Despite the huge change in the post-war printing industry and allied trade, this era seems to have received scant attention from historians. This conference seeks to address this gaps and will consider the progress of the post-1945 printing including the technologies, processes and products of print, and also the users and consumers of the printed word.
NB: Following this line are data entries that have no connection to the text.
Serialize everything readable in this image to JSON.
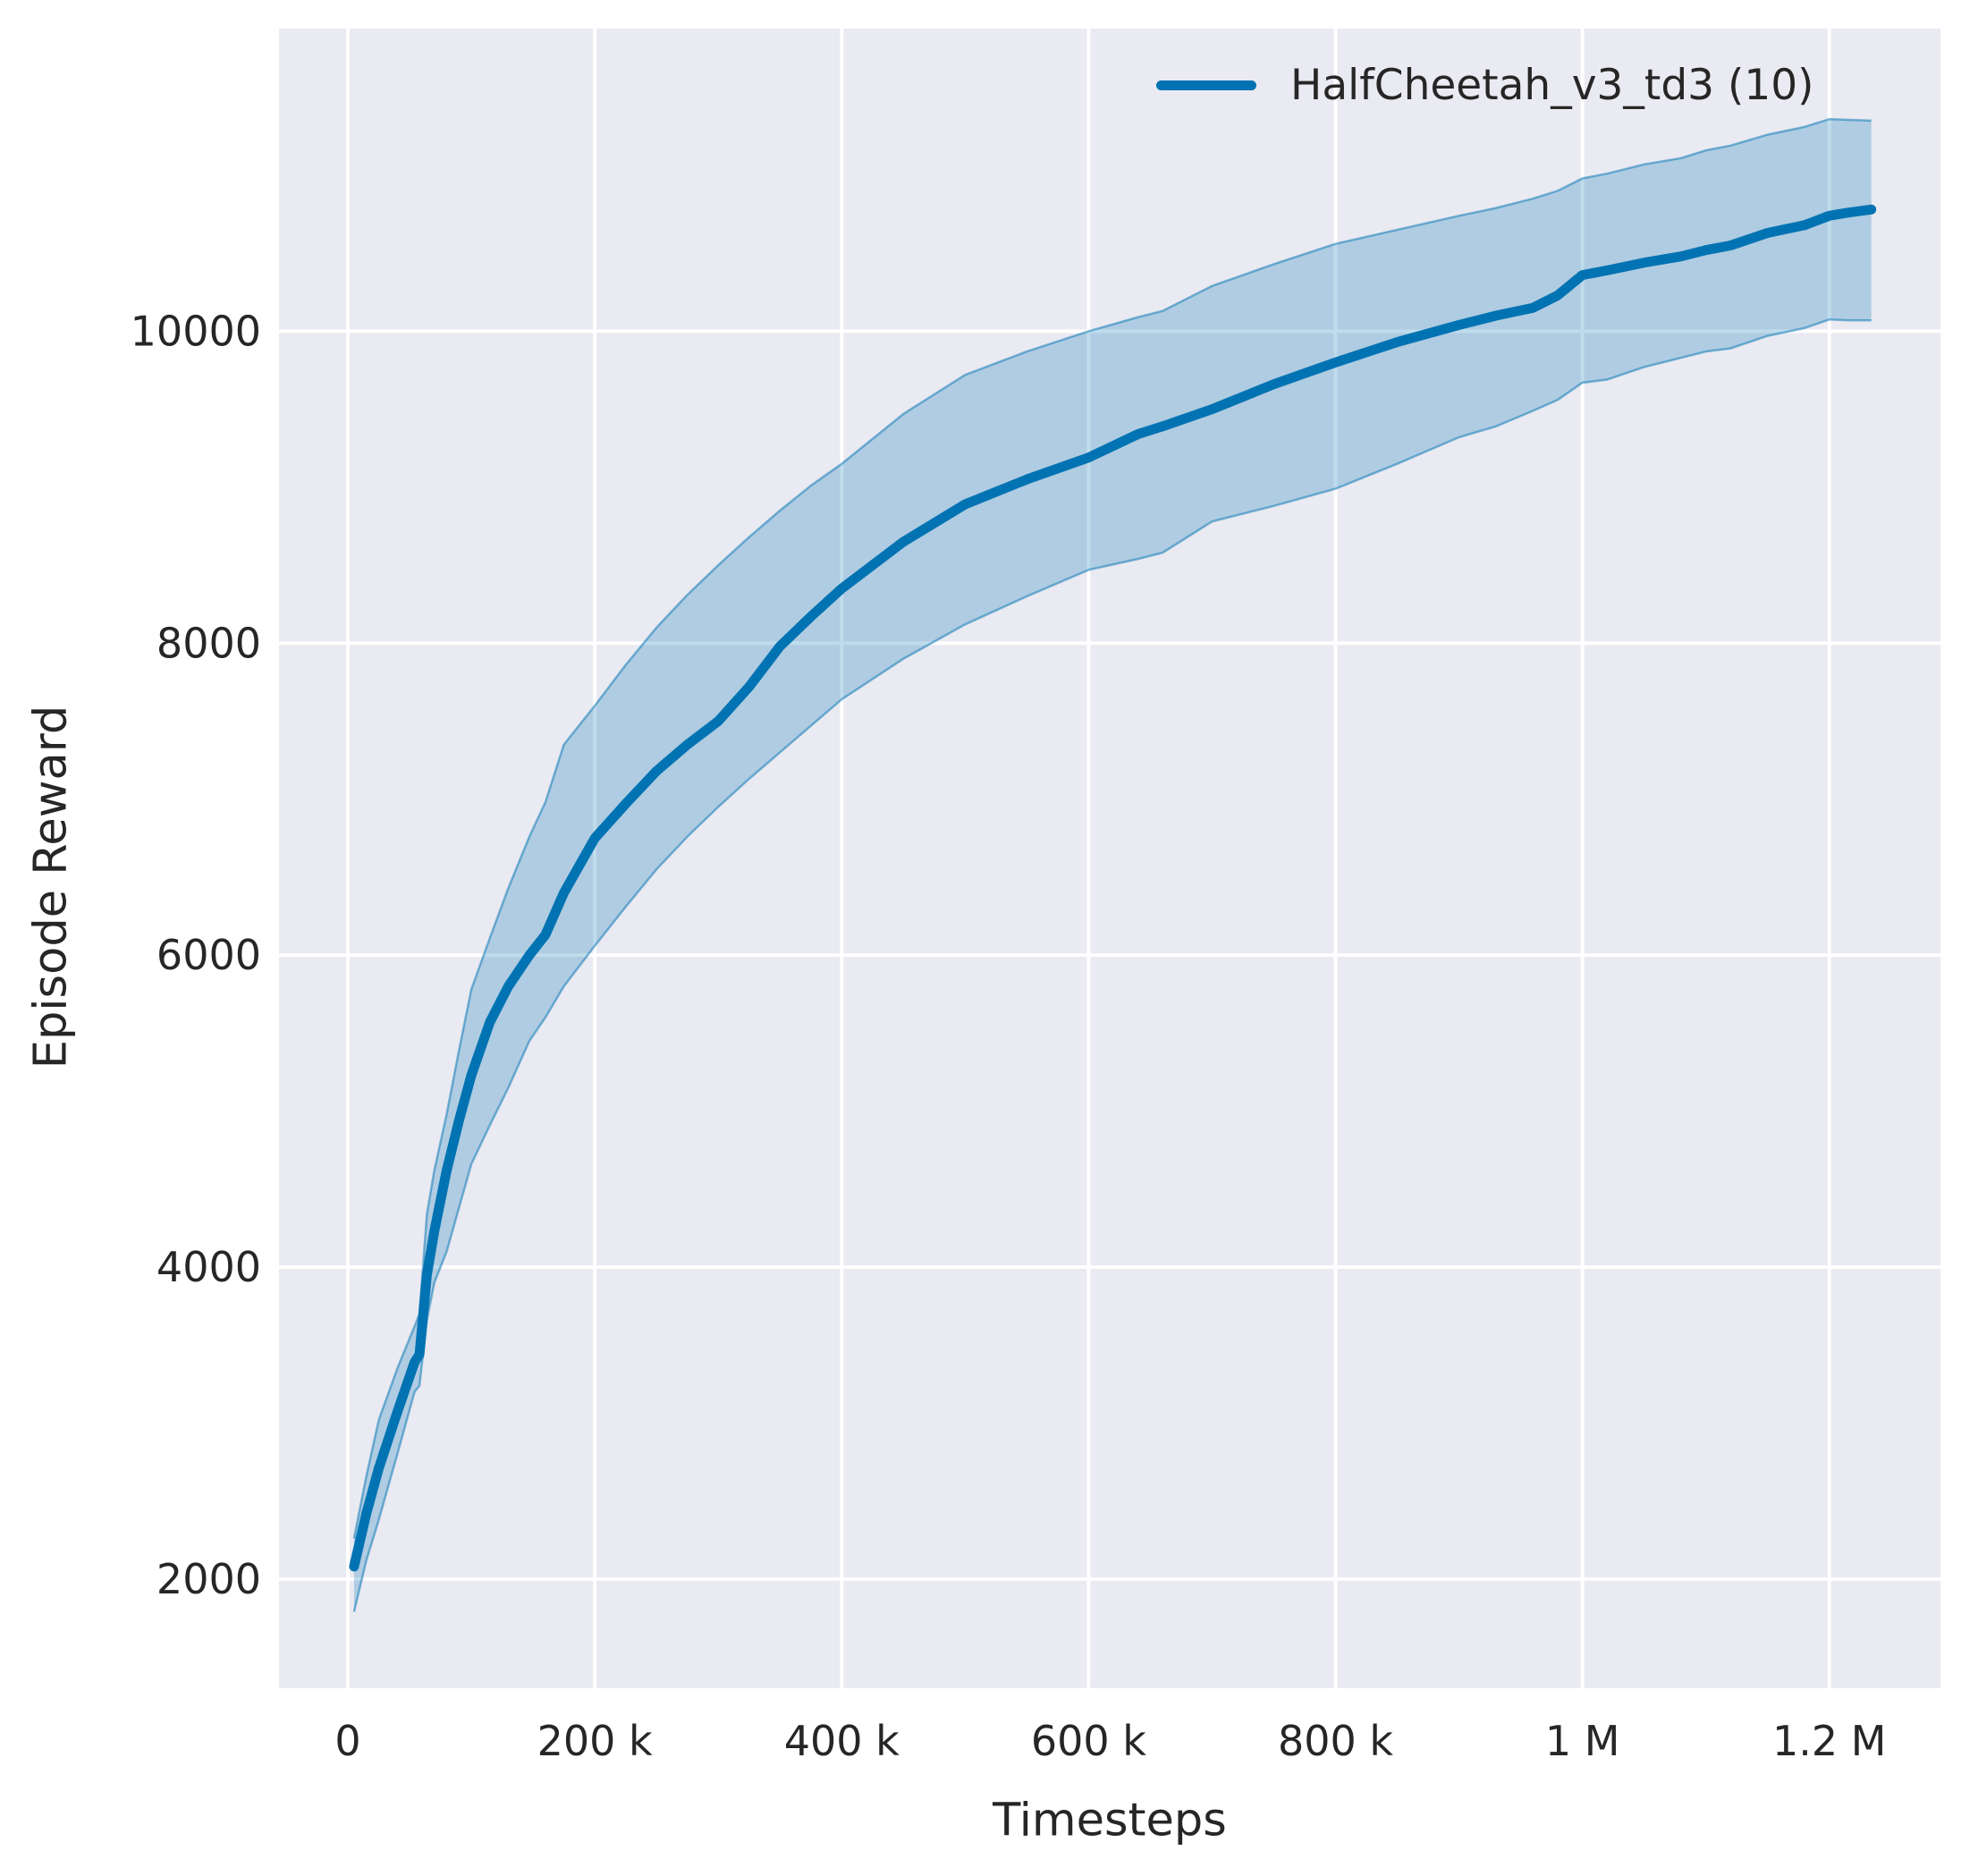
{
  "figure": {
    "background": "#ffffff"
  },
  "chart_data": {
    "type": "line",
    "title": "",
    "xlabel": "Timesteps",
    "ylabel": "Episode Reward",
    "grid": true,
    "plot_bg": "#eaeaf2",
    "grid_color": "#ffffff",
    "text_color": "#262626",
    "legend_position": "upper right",
    "legend": [
      {
        "label": "HalfCheetah_v3_td3 (10)",
        "color": "#0173b2"
      }
    ],
    "xlim": [
      -55800,
      1290000
    ],
    "ylim": [
      1300,
      11940
    ],
    "x_ticks": [
      {
        "value": 0,
        "label": "0"
      },
      {
        "value": 200000,
        "label": "200 k"
      },
      {
        "value": 400000,
        "label": "400 k"
      },
      {
        "value": 600000,
        "label": "600 k"
      },
      {
        "value": 800000,
        "label": "800 k"
      },
      {
        "value": 1000000,
        "label": "1 M"
      },
      {
        "value": 1200000,
        "label": "1.2 M"
      }
    ],
    "y_ticks": [
      {
        "value": 2000,
        "label": "2000"
      },
      {
        "value": 4000,
        "label": "4000"
      },
      {
        "value": 6000,
        "label": "6000"
      },
      {
        "value": 8000,
        "label": "8000"
      },
      {
        "value": 10000,
        "label": "10000"
      }
    ],
    "series": [
      {
        "name": "HalfCheetah_v3_td3 (10)",
        "color": "#0173b2",
        "band_fill_opacity": 0.25,
        "band_edge_opacity": 0.5,
        "x": [
          5000,
          15000,
          25000,
          40000,
          54000,
          58000,
          64000,
          70000,
          80000,
          90000,
          100000,
          115000,
          130000,
          147000,
          160000,
          175000,
          200000,
          225000,
          250000,
          275000,
          300000,
          325000,
          350000,
          375000,
          400000,
          450000,
          500000,
          550000,
          600000,
          640000,
          660000,
          700000,
          750000,
          800000,
          850000,
          900000,
          930000,
          960000,
          980000,
          1000000,
          1020000,
          1050000,
          1080000,
          1100000,
          1120000,
          1150000,
          1180000,
          1200000,
          1215000,
          1234000
        ],
        "mean": [
          2080,
          2420,
          2710,
          3070,
          3390,
          3440,
          3950,
          4230,
          4620,
          4940,
          5230,
          5570,
          5800,
          6000,
          6130,
          6400,
          6750,
          6970,
          7180,
          7350,
          7500,
          7720,
          7980,
          8170,
          8350,
          8650,
          8890,
          9050,
          9190,
          9340,
          9390,
          9500,
          9660,
          9800,
          9930,
          10040,
          10100,
          10150,
          10230,
          10360,
          10390,
          10440,
          10480,
          10520,
          10550,
          10630,
          10680,
          10740,
          10760,
          10780
        ],
        "lower": [
          1790,
          2120,
          2380,
          2800,
          3200,
          3240,
          3660,
          3900,
          4100,
          4380,
          4660,
          4910,
          5150,
          5450,
          5600,
          5800,
          6060,
          6310,
          6550,
          6760,
          6950,
          7130,
          7300,
          7470,
          7640,
          7900,
          8120,
          8300,
          8470,
          8540,
          8580,
          8780,
          8880,
          8990,
          9150,
          9320,
          9390,
          9490,
          9560,
          9670,
          9690,
          9770,
          9830,
          9870,
          9890,
          9970,
          10020,
          10075,
          10070,
          10070
        ],
        "upper": [
          2260,
          2660,
          3020,
          3350,
          3620,
          3700,
          4340,
          4620,
          4980,
          5390,
          5780,
          6110,
          6430,
          6760,
          6980,
          7350,
          7600,
          7860,
          8100,
          8310,
          8500,
          8680,
          8850,
          9010,
          9150,
          9470,
          9720,
          9870,
          10000,
          10090,
          10130,
          10290,
          10430,
          10560,
          10650,
          10740,
          10790,
          10850,
          10900,
          10980,
          11010,
          11070,
          11110,
          11160,
          11190,
          11260,
          11310,
          11360,
          11355,
          11350
        ]
      }
    ]
  }
}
Individual papers of twenty-minutes duration or panel presentations of one hour are invited on the following themes:

  • Culture: changing attitudes to the reception and consumption of printed material;
  • Design: movements, designers, graphic design, type and typographic design, book design, magazine and newspaper design, corporate design;
  • Printers: individual printers, printing companies;
  • Printing processes: Digital, letterpress, lithography, gravure, screen, flexography, transfer;
  • Products: books, magazines, newspapers, printed ephemera, posters, maps, security printing;
  • Structure: trade unions, management, trade shows;
  • Technology: computer processing, printing, composing, type making, graphic reproduction, engraving, sterotyping, image processing, electrotyping, printing science, colour, paper, inks, bindings, packaging, machine manufactures;
  • Training: schools of printing, manuals of printing;
  • Other: book trade, journalism, news agencies, editing and authorship.

Speaker fee: £60.00

How to apply

Please send a suggested title, synopsis (300 words) and biography (150 words) via a Word attachment to david.osbaldestin@bcu.ac.uk by 19 April 2019

SwopShop

We invite delegates to bring typographic items from the post-war period for redistribution to those who might use them either in practice or in teaching activities: a box-full of unwanted golfball heads perhaps or photocomposer master plates, or examples of paste-ups or negatives.

Organisers

Dr Caroline Archer (CPHC/PHS); Francis Cave (PHS); Alexandra Franklin (Bodleian Library, Oxford); Dr John Hinks (CPHC/PHS); Richard Lawrence (Printer, Oxford/PHS); David Osbaldestin (CPHC/PHS).